The effect of peritoneal dialysis fluid on the release of IL-1β and TNFα by macrophages/monocytes Academic Article uri icon


  • To study the effect of dialysis fluid on the release of interleukin-1 beta (IL-1 beta) and tumor necrosis factor (TNF alpha) by peritoneal macrophages (PM) and peripheral blood mononuclear cells (MNC), and the time course and factors involved in this effect. PM and MNC were incubated for various periods with Dianeal itself, or Dianeal of varying pH and composition. IL-1 beta was measured by radioimmunoassay and TNF alpha by cytotoxicity assay. PM were obtained by centrifugation of dialysis effluent from 3 continuous ambulatory peritoneal dialysis (CAPD) patients. MNC were obtained from healthy volunteers. Dialysis fluid inhibited the release of both cytokines. Indomethacin had no effect on the inhibition of TNF alpha release caused by dialysis fluid. Thus prostaglandins are not involved in this inhibition. Solutions of pH 5.2 and high lactate concentration caused an identical inhibition to that caused by dialysate, whereas the presence or absence of glucose had no effect.
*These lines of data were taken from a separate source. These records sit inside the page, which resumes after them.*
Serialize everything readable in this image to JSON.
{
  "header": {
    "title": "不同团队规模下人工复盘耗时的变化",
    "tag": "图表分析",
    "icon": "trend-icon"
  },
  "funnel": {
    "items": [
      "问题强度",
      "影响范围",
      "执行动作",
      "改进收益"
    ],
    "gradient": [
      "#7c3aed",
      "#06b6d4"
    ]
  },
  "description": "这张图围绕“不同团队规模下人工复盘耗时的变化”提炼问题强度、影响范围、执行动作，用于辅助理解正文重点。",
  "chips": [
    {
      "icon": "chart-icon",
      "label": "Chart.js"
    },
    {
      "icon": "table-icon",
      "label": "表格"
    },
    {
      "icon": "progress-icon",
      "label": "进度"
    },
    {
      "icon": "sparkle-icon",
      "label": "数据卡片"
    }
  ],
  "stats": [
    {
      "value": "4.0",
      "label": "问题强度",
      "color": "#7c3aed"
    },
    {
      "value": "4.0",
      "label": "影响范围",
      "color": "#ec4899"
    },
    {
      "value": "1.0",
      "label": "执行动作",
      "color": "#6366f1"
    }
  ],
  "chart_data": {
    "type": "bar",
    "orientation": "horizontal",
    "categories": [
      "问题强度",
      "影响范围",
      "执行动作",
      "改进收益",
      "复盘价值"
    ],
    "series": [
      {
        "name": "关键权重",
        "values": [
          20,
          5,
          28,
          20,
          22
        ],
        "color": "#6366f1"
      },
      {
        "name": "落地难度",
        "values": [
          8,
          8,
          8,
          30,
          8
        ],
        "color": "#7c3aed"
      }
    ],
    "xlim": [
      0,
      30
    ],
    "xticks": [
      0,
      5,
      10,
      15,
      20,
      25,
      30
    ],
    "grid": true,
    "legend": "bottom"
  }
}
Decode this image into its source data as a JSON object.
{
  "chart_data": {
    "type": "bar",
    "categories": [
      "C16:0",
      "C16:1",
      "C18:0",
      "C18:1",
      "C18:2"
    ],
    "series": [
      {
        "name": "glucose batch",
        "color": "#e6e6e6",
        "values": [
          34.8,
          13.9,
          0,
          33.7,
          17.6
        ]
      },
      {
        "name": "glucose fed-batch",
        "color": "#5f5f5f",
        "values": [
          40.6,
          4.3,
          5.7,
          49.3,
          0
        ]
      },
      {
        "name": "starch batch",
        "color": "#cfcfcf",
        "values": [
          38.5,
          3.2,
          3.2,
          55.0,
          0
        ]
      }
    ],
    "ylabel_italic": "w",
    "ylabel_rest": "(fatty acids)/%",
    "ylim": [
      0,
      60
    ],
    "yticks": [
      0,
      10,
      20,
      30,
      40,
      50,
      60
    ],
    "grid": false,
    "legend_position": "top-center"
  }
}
Thus it seems that pH and lactate are the important inhibitory factors. Time course studies showed that the inhibition of TNF alpha release was substantial after only 15 minutes of incubation with dialysate, whereas the inhibition of IL-1 beta became significant only after 60 minutes of incubation. Even though dialysate pH rises within 15-30 minutes after instillation into the abdomen, the initial low pH present for only a short time could have a significant effect on TNF alpha release by peritoneal macrophages, and thus on their ability to mount a normal inflammatory response. Lactate also has a significant inhibitory role. It is suggested that commercial dialysis solutions should have a pH of 7.0 and that a physiological buffer other than lactate be used.